On “Batter” he likens the maintenance of a committed relationship to the care and precision needed to make a cake – promising “I’ll come down with an easy bake oven next time.” Lead single “Delayed” reflects on he and his girlfriend using the unreliable California train service to ride up and down the coast to see each other; packing snacks, waltzing together, wiling away the hours in a cloud of bliss before it’s time to depart. Intimacy is a theme that’s continued on “At Peace”, where TEMPOREX revels in the ultimate sign of trust and understanding: feeling so much bliss that he passes out with ease in her presence.
Not everything in the Bowling universe is so sweet though. TEMPOREX wallows in his heartache on the brooding R&B of opener “Bad Pin”, where he laments “you can’t stop telling me why I’m so bad.” Another highlight is the gloom-laden ballad “Plastic Lester”, which he calls “the darkest point on the album” as it finds him acknowledging his self-hate. The psychedelic following track “GUI” finds him employing a punchy drum pattern and harsher synth tones to reflect his reckoning with loss and fatigue.

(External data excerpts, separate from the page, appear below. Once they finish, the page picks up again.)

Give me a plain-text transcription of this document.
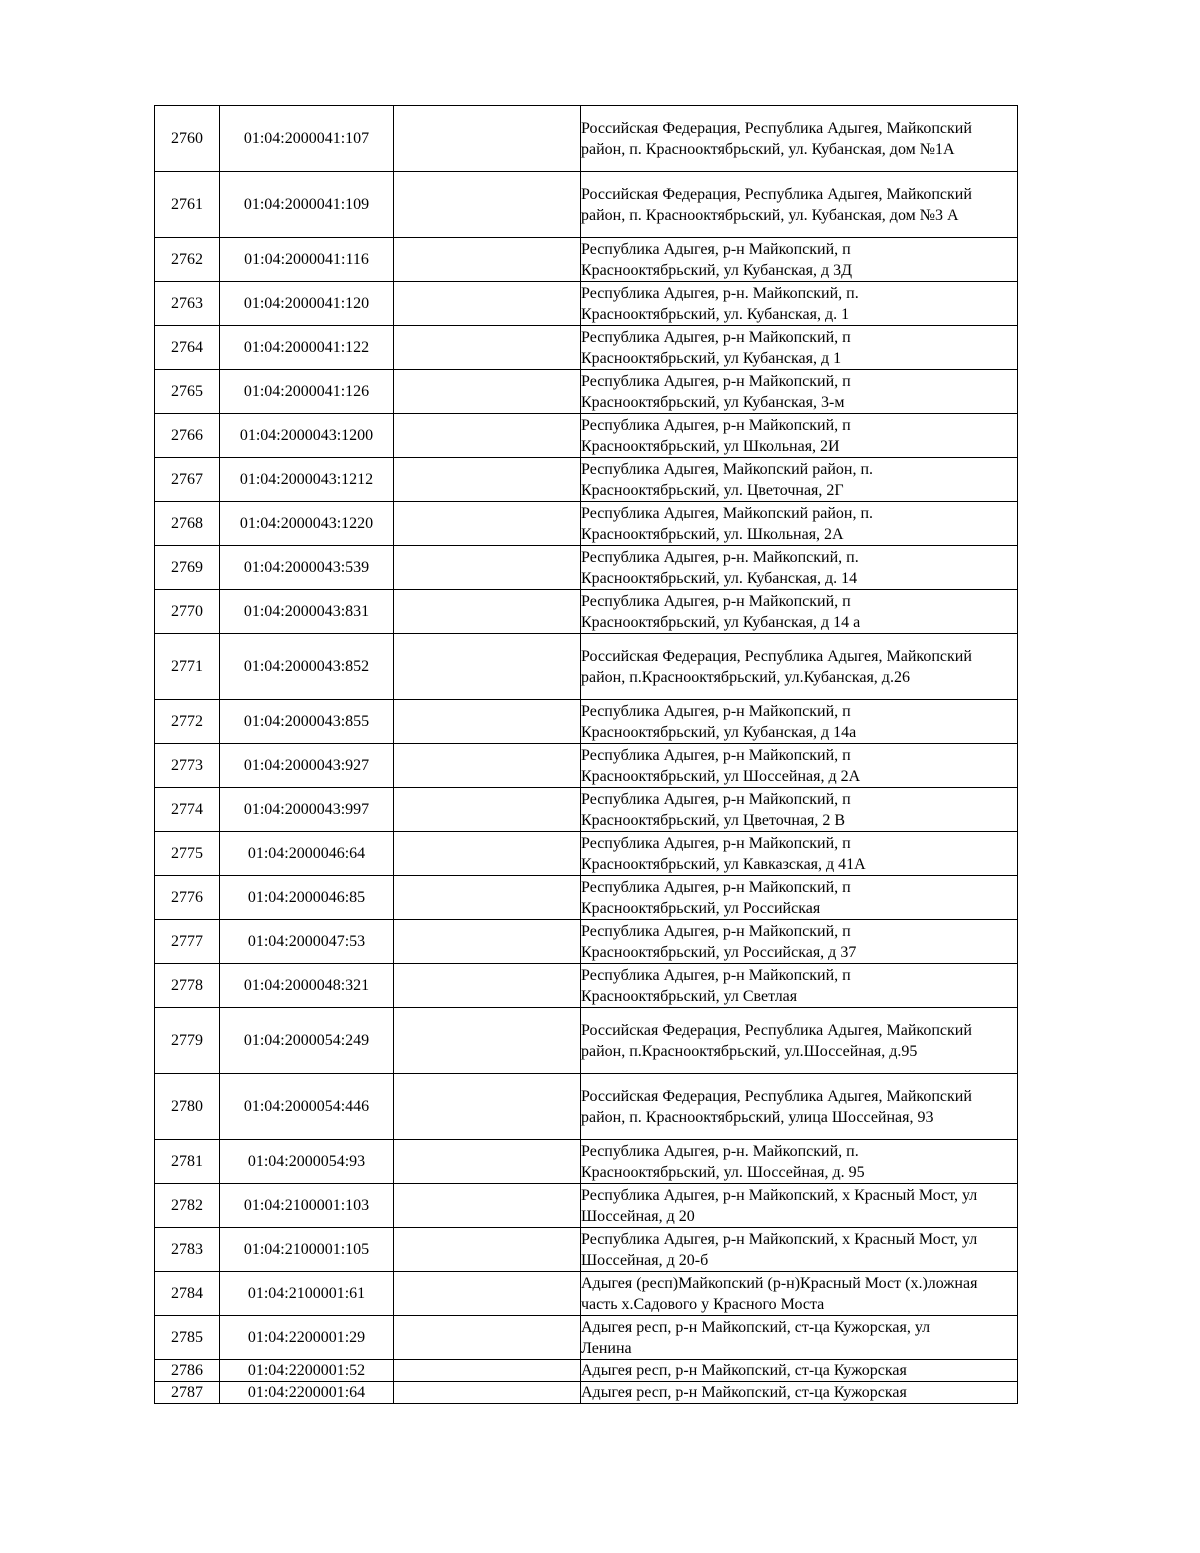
2760	01:04:2000041:107		Российская Федерация, Республика Адыгея, Майкопский
район, п. Краснооктябрьский, ул. Кубанская, дом №1А
2761	01:04:2000041:109		Российская Федерация, Республика Адыгея, Майкопский
район, п. Краснооктябрьский, ул. Кубанская, дом №3 А
2762	01:04:2000041:116		Республика Адыгея, р-н Майкопский, п
Краснооктябрьский, ул Кубанская, д 3Д
2763	01:04:2000041:120		Республика Адыгея, р-н. Майкопский, п.
Краснооктябрьский, ул. Кубанская, д. 1
2764	01:04:2000041:122		Республика Адыгея, р-н Майкопский, п
Краснооктябрьский, ул Кубанская, д 1
2765	01:04:2000041:126		Республика Адыгея, р-н Майкопский, п
Краснооктябрьский, ул Кубанская, 3-м
2766	01:04:2000043:1200		Республика Адыгея, р-н Майкопский, п
Краснооктябрьский, ул Школьная, 2И
2767	01:04:2000043:1212		Республика Адыгея, Майкопский район, п.
Краснооктябрьский, ул. Цветочная, 2Г
2768	01:04:2000043:1220		Республика Адыгея, Майкопский район, п.
Краснооктябрьский, ул. Школьная, 2А
2769	01:04:2000043:539		Республика Адыгея, р-н. Майкопский, п.
Краснооктябрьский, ул. Кубанская, д. 14
2770	01:04:2000043:831		Республика Адыгея, р-н Майкопский, п
Краснооктябрьский, ул Кубанская, д 14 а
2771	01:04:2000043:852		Российская Федерация, Республика Адыгея, Майкопский
район, п.Краснооктябрьский, ул.Кубанская, д.26
2772	01:04:2000043:855		Республика Адыгея, р-н Майкопский, п
Краснооктябрьский, ул Кубанская, д 14а
2773	01:04:2000043:927		Республика Адыгея, р-н Майкопский, п
Краснооктябрьский, ул Шоссейная, д 2А
2774	01:04:2000043:997		Республика Адыгея, р-н Майкопский, п
Краснооктябрьский, ул Цветочная, 2 В
2775	01:04:2000046:64		Республика Адыгея, р-н Майкопский, п
Краснооктябрьский, ул Кавказская, д 41А
2776	01:04:2000046:85		Республика Адыгея, р-н Майкопский, п
Краснооктябрьский, ул Российская
2777	01:04:2000047:53		Республика Адыгея, р-н Майкопский, п
Краснооктябрьский, ул Российская, д 37
2778	01:04:2000048:321		Республика Адыгея, р-н Майкопский, п
Краснооктябрьский, ул Светлая
2779	01:04:2000054:249		Российская Федерация, Республика Адыгея, Майкопский
район, п.Краснооктябрьский, ул.Шоссейная, д.95
2780	01:04:2000054:446		Российская Федерация, Республика Адыгея, Майкопский
район, п. Краснооктябрьский, улица Шоссейная, 93
2781	01:04:2000054:93		Республика Адыгея, р-н. Майкопский, п.
Краснооктябрьский, ул. Шоссейная, д. 95
2782	01:04:2100001:103		Республика Адыгея, р-н Майкопский, х Красный Мост, ул
Шоссейная, д 20
2783	01:04:2100001:105		Республика Адыгея, р-н Майкопский, х Красный Мост, ул
Шоссейная, д 20-б
2784	01:04:2100001:61		Адыгея (респ)Майкопский (р-н)Красный Мост (х.)ложная
часть х.Садового у Красного Моста
2785	01:04:2200001:29		Адыгея респ, р-н Майкопский, ст-ца Кужорская, ул
Ленина
2786	01:04:2200001:52		Адыгея респ, р-н Майкопский, ст-ца Кужорская
2787	01:04:2200001:64		Адыгея респ, р-н Майкопский, ст-ца Кужорская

But when TEMPOREX is feeling himself, there’s no stopping him. He owns the dancefloor at the intergalactic nightclub on the heady “Milton Post”, he confidently struts down the catwalk and hits strike after strike on two-step channeling banger “New Lane”, and roses sing to him on the retro prom anthem “Little Star”. This all culminates in the ecstatic and gleaming closer “U Open Up a Window”, in which he pays thanks to all those people and things that have helped him through: love and music prime among them.

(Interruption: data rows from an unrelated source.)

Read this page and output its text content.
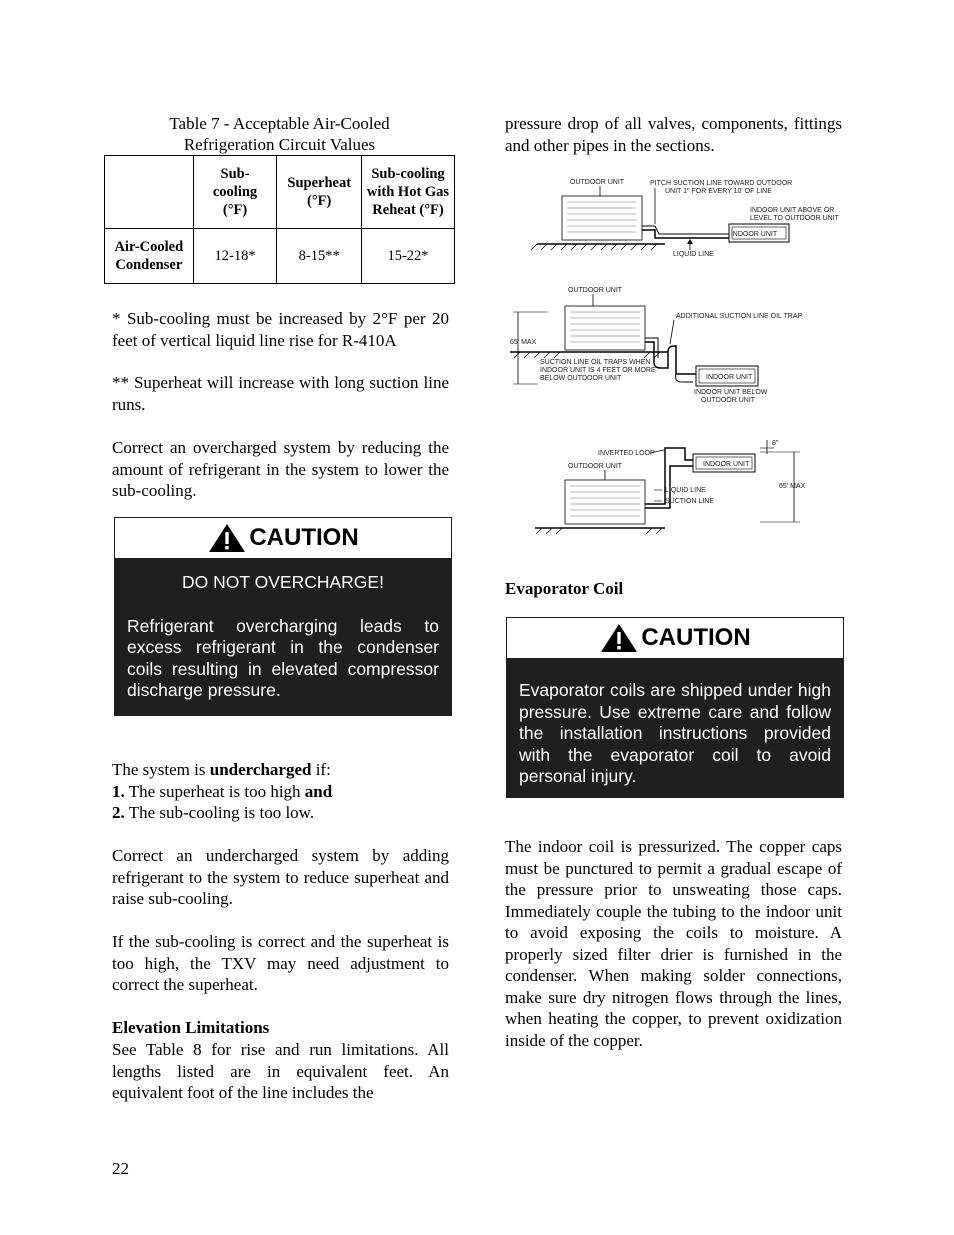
Table 7 - Acceptable Air-Cooled
Refrigeration Circuit Values

	Sub-cooling (°F)	Superheat (°F)	Sub-cooling with Hot Gas Reheat (°F)

Air-Cooled Condenser	12-18*	8-15**	15-22*
* Sub-cooling must be increased by 2°F per 20 feet of vertical liquid line rise for R-410A
** Superheat will increase with long suction line runs.
Correct an overcharged system by reducing the amount of refrigerant in the system to lower the sub-cooling.
CAUTION
DO NOT OVERCHARGE!
Refrigerant overcharging leads to excess refrigerant in the condenser coils resulting in elevated compressor discharge pressure.
The system is undercharged if:
1. The superheat is too high and
2. The sub-cooling is too low.
Correct an undercharged system by adding refrigerant to the system to reduce superheat and raise sub-cooling.
If the sub-cooling is correct and the superheat is too high, the TXV may need adjustment to correct the superheat.
Elevation Limitations
See Table 8 for rise and run limitations. All lengths listed are in equivalent feet. An equivalent foot of the line includes the
pressure drop of all valves, components, fittings and other pipes in the sections.
INDOOR UNIT
OUTDOOR UNIT	PITCH SUCTION LINE TOWARD OUTDOOR
UNIT 1" FOR EVERY 10' OF LINE
INDOOR UNIT ABOVE OR
LEVEL TO OUTDOOR UNIT
LIQUID LINE
OUTDOOR UNIT
INDOOR UNIT
ADDITIONAL SUCTION LINE OIL TRAP
65' MAX
SUCTION LINE OIL TRAPS WHEN
INDOOR UNIT IS 4 FEET OR MORE
BELOW OUTDOOR UNIT
INDOOR UNIT BELOW
OUTDOOR UNIT
OUTDOOR UNIT	INDOOR UNIT
INVERTED LOOP
LIQUID LINE
SUCTION LINE
8"
65' MAX
Evaporator Coil
CAUTION
Evaporator coils are shipped under high pressure. Use extreme care and follow the installation instructions provided with the evaporator coil to avoid personal injury.
The indoor coil is pressurized. The copper caps must be punctured to permit a gradual escape of the pressure prior to unsweating those caps. Immediately couple the tubing to the indoor unit to avoid exposing the coils to moisture. A properly sized filter drier is furnished in the condenser. When making solder connections, make sure dry nitrogen flows through the lines, when heating the copper, to prevent oxidization inside of the copper.
22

As becomes obvious from spending time in the intergalactic lanes of Bowling, TEMPOREX is also an artist in other media, and he approaches his music with a visual sense too, ensuring it not only sounds right, but looks and feels true to what he’s expressing. “I think what brings music and visuals together is that they both can make you feel a certain way,” he says. “In the end, it’s all feeling.” His affinity for image has led him down endless internet wormholes to unexpected fascinations with 80s CBS kids show Peewee’s Play House, grainy 90s Nintendo advertisements, and forgotten CD-ROM graphic adventure games like Prince Interactive.
All of these had just as much of an impact on TEMPOREX’s creative process as any musical artist – and these influences are brought to the fore in the video for “Delayed”. Created over a couple of weeks by Flores himself through Blender, an open source 3D creation software, “Delayed” puts all of his artistic talents and retro influences right on the surface. Filmed in front of a green screen, it finds TEMPOREX dancing around a world of his own creation that looks like a secret room in Peewee’s Playhouse as rendered in 64-bit video game graphics – and it’s impossible not to want to fall into the screen and join him. With bowling-pin shaped furniture dotted throughout the clip, it’s a clear expansion of the world he’s built on the album – and one that he hopes to explore further in future videos.
In all facets, Bowling displays the artistic and conceptual growth of TEMPOREX as a creator and as a project. “I feel like I’m entering a new lane,” he says of his evolution. “This project is just me throwing a ball down a lane and seeing if I get a strike.” There’s no question about it, each and every one of the album’s 10 tracks is a strike – he’s bowled a perfect game.